Titre foncier et droit d’occupation, les racines d’un désordre juridique persistant
Au Sénégal, la terre relève d’un enchevêtrement de règles héritées de l’histoire coloniale, des réformes post indépendance et des pratiques coutumières. La coexistence du titre foncier, qui confère un droit de propriété pleine et entière, et du droit d’occupation issu du domaine national entretient une insécurité juridique durable. Cette ambiguïté complique l’accès à la propriété, ralentit les projets d’investissement et alimente un contentieux foncier récurrent dans les zones urbaines comme rurales.
La loi sur le domaine national de 1964 a placé l’essentiel des terres non immatriculées sous la responsabilité des collectivités locales. Dans ce cadre, les populations disposent généralement d’un droit d’usage ou d’affectation, sans titre foncier formel. En parallèle, le régime de l’immatriculation permet l’obtention d’un titre inscrit au livre foncier, offrant une sécurité juridique supérieure et la possibilité d’hypothéquer le bien. Or ces deux régimes coexistent sur un même territoire, avec des frontières souvent mal définies.

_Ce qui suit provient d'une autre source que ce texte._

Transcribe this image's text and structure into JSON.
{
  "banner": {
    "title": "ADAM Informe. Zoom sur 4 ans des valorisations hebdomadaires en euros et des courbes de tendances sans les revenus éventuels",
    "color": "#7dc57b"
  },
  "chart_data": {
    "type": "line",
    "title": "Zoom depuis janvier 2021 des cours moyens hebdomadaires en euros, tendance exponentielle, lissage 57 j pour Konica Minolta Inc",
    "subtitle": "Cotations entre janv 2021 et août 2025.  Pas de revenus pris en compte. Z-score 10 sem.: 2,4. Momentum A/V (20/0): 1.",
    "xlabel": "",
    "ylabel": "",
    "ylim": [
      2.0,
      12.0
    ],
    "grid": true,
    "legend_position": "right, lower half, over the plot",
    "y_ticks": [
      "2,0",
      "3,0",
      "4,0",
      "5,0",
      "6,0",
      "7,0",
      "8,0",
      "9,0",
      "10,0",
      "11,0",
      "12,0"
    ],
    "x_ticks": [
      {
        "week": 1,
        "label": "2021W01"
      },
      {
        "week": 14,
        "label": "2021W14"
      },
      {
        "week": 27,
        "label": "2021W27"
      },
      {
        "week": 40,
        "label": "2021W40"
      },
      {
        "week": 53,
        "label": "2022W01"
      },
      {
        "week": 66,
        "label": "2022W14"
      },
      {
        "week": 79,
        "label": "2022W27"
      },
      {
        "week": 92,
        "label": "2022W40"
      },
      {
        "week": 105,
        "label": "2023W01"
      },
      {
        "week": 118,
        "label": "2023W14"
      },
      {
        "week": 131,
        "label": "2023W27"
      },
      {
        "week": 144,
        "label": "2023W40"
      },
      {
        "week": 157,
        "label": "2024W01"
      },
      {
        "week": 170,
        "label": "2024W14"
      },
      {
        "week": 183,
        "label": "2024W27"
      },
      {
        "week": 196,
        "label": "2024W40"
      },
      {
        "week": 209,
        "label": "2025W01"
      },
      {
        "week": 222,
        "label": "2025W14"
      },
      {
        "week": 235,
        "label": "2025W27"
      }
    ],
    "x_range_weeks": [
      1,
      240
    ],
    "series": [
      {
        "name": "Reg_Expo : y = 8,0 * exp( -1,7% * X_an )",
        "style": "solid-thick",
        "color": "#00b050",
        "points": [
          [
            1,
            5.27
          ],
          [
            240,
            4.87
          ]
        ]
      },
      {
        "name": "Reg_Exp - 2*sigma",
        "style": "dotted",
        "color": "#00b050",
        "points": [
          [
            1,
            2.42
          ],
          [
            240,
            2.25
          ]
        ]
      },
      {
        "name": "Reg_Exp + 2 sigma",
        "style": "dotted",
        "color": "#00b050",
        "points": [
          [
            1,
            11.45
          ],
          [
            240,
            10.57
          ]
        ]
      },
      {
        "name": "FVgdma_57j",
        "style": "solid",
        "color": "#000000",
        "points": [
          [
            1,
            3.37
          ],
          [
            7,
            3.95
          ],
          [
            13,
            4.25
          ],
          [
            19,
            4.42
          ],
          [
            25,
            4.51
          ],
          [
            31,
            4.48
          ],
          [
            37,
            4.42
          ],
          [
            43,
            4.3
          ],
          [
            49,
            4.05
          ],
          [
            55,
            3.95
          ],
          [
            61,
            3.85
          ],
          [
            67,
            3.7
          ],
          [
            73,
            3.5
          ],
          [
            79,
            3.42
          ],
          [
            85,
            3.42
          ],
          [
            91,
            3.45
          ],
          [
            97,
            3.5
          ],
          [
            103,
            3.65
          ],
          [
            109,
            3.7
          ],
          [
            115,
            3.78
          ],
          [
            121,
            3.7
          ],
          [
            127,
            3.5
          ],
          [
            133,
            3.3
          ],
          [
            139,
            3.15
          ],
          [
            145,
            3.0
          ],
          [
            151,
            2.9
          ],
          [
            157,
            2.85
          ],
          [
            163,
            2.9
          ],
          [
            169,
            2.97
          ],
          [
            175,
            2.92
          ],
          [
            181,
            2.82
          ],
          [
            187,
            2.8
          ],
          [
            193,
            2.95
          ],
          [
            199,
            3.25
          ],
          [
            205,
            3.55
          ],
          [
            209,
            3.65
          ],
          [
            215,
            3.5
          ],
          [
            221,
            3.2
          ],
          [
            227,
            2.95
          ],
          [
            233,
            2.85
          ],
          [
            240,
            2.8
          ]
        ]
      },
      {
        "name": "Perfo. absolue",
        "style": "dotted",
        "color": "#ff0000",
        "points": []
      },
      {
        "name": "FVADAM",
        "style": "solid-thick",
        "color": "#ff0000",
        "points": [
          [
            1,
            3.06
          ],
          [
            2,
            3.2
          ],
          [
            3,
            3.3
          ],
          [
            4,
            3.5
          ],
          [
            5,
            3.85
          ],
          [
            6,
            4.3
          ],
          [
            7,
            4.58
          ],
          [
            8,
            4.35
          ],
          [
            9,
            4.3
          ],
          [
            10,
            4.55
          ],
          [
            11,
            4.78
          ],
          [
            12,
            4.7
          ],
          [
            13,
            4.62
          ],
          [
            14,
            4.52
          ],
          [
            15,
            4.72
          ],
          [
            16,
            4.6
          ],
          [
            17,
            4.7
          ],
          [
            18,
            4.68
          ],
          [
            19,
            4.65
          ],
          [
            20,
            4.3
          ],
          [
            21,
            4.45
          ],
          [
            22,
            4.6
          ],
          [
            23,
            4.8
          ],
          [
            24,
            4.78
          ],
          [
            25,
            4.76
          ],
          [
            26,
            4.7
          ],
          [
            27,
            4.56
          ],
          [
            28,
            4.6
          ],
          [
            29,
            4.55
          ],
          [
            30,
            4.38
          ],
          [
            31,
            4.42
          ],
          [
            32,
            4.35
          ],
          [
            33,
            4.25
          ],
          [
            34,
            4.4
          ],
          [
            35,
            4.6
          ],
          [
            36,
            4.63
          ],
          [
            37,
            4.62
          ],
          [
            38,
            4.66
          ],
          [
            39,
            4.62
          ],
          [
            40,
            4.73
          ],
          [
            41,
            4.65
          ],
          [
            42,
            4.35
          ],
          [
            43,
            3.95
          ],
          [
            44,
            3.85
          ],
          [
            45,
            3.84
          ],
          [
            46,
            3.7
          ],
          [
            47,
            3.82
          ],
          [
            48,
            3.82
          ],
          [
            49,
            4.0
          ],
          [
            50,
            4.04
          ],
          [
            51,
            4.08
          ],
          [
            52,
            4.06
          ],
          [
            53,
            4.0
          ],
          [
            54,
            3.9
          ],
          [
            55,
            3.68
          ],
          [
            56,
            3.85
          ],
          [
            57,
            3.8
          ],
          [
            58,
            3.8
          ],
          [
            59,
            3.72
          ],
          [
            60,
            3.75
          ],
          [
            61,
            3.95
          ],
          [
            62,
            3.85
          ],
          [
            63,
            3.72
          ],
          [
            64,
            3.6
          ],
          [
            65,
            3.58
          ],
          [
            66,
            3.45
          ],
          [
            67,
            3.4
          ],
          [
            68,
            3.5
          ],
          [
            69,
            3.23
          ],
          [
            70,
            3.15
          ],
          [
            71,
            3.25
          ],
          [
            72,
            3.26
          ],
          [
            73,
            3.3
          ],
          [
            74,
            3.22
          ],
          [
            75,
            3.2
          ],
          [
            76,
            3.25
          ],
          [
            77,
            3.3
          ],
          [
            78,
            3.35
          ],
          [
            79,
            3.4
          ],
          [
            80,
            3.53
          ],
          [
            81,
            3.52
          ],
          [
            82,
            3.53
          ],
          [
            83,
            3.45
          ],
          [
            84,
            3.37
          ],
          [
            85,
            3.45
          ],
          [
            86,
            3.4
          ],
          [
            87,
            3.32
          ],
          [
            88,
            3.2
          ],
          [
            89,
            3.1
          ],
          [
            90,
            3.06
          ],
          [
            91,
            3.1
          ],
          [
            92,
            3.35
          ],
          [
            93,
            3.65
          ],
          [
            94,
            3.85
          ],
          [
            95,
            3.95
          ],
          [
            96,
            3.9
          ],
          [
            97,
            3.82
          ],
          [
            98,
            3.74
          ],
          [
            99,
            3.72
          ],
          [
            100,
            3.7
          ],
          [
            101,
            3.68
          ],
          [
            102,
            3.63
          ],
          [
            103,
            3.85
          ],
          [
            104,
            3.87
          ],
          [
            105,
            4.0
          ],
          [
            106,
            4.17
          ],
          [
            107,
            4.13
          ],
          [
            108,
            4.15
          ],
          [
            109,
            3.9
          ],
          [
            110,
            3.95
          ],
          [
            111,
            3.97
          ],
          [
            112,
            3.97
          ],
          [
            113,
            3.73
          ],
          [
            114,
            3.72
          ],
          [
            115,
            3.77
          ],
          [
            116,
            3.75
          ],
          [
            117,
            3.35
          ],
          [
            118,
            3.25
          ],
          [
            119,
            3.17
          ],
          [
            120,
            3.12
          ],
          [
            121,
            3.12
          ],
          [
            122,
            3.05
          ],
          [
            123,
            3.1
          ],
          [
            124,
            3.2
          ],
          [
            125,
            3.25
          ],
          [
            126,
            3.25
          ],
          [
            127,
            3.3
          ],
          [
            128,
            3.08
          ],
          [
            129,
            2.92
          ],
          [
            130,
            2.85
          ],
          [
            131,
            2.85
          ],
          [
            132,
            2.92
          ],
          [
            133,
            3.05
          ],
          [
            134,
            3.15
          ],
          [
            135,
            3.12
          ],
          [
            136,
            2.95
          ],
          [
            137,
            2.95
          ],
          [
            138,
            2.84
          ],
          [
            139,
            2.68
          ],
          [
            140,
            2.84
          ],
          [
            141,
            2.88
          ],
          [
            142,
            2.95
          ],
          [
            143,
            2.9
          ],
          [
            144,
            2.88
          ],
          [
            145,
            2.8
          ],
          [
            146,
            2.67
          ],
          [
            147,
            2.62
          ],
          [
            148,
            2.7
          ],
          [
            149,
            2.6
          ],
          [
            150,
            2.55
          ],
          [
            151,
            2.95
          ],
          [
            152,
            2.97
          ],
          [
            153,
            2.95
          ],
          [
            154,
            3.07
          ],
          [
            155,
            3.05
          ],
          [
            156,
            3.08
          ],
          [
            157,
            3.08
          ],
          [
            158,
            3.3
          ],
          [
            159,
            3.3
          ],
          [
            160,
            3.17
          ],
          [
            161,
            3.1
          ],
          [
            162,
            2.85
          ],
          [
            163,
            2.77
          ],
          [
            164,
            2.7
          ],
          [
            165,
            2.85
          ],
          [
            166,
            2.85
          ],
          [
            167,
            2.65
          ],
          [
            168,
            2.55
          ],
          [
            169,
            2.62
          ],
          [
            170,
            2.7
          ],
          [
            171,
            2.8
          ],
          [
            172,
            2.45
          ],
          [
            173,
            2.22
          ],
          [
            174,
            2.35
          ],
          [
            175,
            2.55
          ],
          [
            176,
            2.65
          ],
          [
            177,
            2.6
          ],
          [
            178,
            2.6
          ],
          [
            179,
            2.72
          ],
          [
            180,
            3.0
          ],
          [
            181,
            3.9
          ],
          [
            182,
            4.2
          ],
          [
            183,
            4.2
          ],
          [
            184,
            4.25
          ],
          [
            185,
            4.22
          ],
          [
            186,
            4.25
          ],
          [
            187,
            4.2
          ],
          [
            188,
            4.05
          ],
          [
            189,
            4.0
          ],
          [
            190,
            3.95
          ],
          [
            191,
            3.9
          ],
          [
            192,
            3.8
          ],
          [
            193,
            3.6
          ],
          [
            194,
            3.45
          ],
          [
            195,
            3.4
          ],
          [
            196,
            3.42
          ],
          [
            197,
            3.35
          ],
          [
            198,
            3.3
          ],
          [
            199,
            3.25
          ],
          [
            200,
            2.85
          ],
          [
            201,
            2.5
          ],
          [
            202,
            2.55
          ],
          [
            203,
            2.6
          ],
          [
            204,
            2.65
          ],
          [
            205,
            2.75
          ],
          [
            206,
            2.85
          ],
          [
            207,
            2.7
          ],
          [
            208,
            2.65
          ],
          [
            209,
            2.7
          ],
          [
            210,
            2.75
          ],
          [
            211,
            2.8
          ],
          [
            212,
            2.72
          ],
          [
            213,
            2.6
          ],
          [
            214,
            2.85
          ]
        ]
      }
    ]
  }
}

Cette dualité crée des situations où un terrain peut faire l’objet d’une affectation administrative, d’une reconnaissance coutumière et d’une procédure d’immatriculation engagée par un tiers. Les litiges se multiplient alors devant les tribunaux. Les statistiques judiciaires indiquent que les affaires foncières figurent parmi les contentieux les plus fréquents dans plusieurs juridictions du pays. En zone périurbaine de Dakar, l’expansion rapide de l’urbanisation accentue ces conflits, notamment dans les communes de la grande banlieue.
L’insécurité foncière freine également l’investissement productif. Sans titre clair, un exploitant agricole ou un promoteur immobilier peine à mobiliser un crédit bancaire, les établissements financiers exigeant généralement une garantie hypothécaire formalisée. Selon les données de la Banque mondiale sur l’accès au crédit en Afrique subsaharienne, l’absence de titres sécurisés constitue l’un des principaux obstacles à la bancarisation du foncier rural. Cette situation limite la transformation structurelle de l’économie, notamment dans l’agriculture et l’habitat.
L’ambiguïté nourrit par ailleurs des phénomènes d’accaparement. Des attributions irrégulières ou des immatriculations contestées peuvent transformer des droits d’usage collectifs en propriétés privées concentrées entre quelques mains. Dans certaines régions, des terres exploitées de longue date par des communautés ont fait l’objet de réaffectations au profit de projets industriels ou immobiliers, suscitant des mobilisations sociales.
Les tentatives de réforme foncière se heurtent à la complexité politique du sujet. Clarifier les droits implique de redéfinir l’équilibre entre autorités locales, administration centrale et détenteurs de droits coutumiers. Le défi consiste à sécuriser juridiquement les occupants sans encourager une marchandisation excessive du sol qui accentuerait les inégalités.
Le débat sur le titre foncier et le droit d’occupation dépasse ainsi la technique juridique. Il touche à la confiance dans l’État, à la justice sociale et à la capacité de planifier le développement urbain et rural. Tant que cette dualité restera mal articulée, le foncier continuera d’être un terrain d’incertitude, de blocages économiques et de conflits persistants.